Besides college (and I didn’t go too far from home for that), the stability of my dad’s union-protected job sent me further than I ever dreamed. I became the first person in my family for 100 hundred years to go back to Russia. I was thousands of miles away from our homeland, in St. Petersburg, a city my ancestors never saw, but I was able to do it…stopping at London and Stockholm on the way. I went to Germany, another place so dear to my ancestors, but one most of them had never seen. I saw St. Lawrence’s Church, the great Lutheran cathedral in Nurnberg, a place my peasant ancestors may not have been welcome.
True, the union didn’t “give” me these things. My father worked hard, and I stood on his shoulders and tried to work as hard as I could. But I don’t forget where I came from. I don’t forget who sacrificed for me. I don’t forget who supported me. I don’t fancy myself so accomplished that I can take credit myself that I, and I alone, should be praised for every good thing I’ve managed to have.
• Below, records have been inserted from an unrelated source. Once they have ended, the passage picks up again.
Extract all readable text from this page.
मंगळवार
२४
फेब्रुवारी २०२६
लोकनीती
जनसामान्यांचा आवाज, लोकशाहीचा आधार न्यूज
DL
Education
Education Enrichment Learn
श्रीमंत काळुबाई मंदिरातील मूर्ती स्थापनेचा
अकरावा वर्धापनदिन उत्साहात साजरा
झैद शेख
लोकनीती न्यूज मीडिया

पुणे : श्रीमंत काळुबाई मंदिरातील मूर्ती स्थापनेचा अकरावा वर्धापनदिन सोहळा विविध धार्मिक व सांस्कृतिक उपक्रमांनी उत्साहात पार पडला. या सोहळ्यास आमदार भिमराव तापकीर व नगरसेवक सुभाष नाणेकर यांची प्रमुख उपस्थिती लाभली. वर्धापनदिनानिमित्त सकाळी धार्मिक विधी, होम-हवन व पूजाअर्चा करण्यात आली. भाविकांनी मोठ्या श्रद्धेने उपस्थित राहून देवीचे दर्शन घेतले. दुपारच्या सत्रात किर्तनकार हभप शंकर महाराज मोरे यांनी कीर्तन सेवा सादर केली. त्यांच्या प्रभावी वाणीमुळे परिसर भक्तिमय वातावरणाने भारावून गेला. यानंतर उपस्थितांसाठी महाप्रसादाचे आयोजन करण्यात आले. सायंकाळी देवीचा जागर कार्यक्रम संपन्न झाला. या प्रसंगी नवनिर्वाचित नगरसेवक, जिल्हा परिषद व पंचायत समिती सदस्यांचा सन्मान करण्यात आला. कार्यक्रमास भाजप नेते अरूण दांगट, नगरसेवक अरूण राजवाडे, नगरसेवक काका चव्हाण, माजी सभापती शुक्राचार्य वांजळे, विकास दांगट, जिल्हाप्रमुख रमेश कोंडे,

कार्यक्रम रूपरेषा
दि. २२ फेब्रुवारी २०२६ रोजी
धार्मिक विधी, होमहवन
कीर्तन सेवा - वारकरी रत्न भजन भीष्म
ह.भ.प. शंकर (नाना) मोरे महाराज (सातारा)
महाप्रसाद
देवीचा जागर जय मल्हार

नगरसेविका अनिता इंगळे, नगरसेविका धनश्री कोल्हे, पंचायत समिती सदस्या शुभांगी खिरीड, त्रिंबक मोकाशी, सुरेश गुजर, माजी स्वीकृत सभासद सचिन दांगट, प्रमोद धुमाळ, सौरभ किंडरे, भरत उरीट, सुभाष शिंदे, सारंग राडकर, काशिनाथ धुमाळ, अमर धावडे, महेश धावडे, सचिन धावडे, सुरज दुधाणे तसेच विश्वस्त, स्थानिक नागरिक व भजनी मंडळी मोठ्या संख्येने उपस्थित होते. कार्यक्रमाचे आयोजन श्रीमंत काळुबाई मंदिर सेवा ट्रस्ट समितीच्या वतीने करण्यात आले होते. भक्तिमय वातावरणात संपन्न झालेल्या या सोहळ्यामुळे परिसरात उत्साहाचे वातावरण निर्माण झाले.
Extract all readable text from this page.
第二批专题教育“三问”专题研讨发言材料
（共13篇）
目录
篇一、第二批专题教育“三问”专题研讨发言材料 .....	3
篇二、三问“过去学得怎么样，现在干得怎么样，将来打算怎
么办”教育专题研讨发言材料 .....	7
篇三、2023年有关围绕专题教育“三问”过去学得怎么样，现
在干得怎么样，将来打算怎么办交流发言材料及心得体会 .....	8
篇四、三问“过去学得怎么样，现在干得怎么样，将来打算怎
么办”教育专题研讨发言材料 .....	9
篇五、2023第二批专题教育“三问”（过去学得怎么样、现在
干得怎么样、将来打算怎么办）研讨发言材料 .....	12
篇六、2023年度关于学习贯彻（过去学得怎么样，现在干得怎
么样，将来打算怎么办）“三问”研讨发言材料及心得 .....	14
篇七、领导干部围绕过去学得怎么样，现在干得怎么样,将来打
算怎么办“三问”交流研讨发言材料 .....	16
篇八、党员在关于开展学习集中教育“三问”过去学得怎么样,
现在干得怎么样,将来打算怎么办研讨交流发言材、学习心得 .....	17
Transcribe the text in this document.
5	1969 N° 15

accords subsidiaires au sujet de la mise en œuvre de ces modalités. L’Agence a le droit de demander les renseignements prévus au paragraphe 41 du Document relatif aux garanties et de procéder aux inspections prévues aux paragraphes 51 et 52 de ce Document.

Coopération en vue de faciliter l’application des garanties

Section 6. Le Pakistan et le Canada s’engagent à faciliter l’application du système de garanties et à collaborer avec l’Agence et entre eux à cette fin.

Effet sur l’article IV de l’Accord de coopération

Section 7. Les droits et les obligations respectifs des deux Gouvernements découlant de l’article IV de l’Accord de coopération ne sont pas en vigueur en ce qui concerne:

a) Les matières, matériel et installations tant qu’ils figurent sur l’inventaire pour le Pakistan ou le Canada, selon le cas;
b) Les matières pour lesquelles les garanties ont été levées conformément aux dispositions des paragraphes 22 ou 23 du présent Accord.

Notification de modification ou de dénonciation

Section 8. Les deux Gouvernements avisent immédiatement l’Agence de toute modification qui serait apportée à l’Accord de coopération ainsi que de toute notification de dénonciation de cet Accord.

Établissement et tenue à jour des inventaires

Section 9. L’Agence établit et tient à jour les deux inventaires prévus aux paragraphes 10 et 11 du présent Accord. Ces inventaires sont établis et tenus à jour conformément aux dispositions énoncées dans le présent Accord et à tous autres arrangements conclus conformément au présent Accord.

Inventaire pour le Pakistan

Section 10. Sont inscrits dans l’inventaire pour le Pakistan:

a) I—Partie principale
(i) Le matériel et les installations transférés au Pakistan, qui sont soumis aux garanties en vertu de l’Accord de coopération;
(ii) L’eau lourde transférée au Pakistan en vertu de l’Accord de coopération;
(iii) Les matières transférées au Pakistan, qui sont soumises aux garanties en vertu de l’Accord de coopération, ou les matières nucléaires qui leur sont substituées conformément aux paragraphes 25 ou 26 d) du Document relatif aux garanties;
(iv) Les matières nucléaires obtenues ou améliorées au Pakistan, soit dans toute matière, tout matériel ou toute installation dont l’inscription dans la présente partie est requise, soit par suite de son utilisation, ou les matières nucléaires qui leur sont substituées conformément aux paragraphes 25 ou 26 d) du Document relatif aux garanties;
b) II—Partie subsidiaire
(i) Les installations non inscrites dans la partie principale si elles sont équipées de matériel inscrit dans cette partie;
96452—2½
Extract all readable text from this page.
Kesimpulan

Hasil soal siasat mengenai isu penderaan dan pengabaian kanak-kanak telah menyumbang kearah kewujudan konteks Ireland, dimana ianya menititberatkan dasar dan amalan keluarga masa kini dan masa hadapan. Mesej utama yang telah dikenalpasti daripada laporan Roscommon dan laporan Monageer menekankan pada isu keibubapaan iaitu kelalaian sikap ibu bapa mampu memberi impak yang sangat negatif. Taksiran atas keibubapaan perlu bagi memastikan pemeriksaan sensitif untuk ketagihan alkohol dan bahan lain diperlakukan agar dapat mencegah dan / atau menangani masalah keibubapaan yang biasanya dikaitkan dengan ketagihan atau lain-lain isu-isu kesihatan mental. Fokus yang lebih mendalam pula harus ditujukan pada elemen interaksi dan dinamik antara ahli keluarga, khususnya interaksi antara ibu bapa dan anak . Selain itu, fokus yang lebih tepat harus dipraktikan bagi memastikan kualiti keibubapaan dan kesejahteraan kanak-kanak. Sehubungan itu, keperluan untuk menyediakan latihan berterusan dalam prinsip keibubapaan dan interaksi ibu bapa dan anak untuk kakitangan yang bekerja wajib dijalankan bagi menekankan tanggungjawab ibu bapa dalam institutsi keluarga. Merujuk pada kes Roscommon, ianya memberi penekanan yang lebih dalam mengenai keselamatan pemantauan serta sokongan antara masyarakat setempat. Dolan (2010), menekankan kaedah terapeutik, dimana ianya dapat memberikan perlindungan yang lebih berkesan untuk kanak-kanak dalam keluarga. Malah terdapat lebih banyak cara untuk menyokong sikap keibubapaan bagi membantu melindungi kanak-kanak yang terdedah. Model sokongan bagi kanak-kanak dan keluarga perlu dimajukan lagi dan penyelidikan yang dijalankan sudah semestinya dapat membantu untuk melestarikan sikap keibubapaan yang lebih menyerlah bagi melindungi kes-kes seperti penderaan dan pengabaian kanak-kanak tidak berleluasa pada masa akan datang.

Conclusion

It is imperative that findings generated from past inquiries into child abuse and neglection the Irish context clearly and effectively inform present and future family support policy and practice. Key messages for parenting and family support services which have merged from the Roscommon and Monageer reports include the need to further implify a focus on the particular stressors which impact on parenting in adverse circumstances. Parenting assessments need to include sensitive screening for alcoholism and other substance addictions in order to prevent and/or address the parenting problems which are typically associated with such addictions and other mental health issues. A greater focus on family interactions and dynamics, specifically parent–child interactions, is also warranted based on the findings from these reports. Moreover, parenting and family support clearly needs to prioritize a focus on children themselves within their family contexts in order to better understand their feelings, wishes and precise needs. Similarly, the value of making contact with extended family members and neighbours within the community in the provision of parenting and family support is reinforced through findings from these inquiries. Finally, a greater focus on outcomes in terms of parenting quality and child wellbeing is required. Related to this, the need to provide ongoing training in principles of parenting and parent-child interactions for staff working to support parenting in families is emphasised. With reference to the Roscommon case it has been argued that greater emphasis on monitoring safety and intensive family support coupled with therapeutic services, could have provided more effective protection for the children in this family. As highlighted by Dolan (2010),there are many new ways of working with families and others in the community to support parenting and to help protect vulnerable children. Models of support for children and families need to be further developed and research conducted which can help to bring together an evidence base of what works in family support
I was a member of a union when I briefly worked for the University of Minnesota. Yes, I was one of those selfish, thuggish public servants so reviled now in Wisconsin. It was uneventful, but I fully supported AFSCME’s goals, and as a taxpayer, I still do. My younger brother has grown rather conservative, but his police union is still there for him if his city decides his services are no longer worth what they’ve been paying, or to give him legal support if his methods are challenged, or to help his family if he should give ultimate sacrifice in the line of duty.
I will not entertain the argument that unions were good years ago, but they’ve lost their usefulness. I will also not entertain the ignorant sentiment that the two or three union workers one might know are lazy and the union just protects their inadequacy, or the really uneducated argument that unions are just too powerful. Labor activists have died for something you take for granted such as a 40-hour work week, or the ability to use the toilet when you need to while at work. I can’t help you if you don’t think such sacrifices were worth it, and I certainly find it hard to respect you.
Learn about what unions actually provided for you, regardless of whether or not you or any member of your family was ever personally involved. Learn who and why and how they fought. Tell me why you trust big corporations to do the right thing by workers and their families. Tell me why you find it so easy to turn against your neighbors, who aren’t fighting for the hope they will ever be as rich and powerful as a big company owner. They just want their kids to have a home, an education, a healthy, stable life. Just like my dad wanted for me. And I got it. It wasn’t perfect, and it wasn’t easy. But I am grateful, and I will express that gratitude by standing up for people in hopes that, when I need it, they will be standing up, again, for me.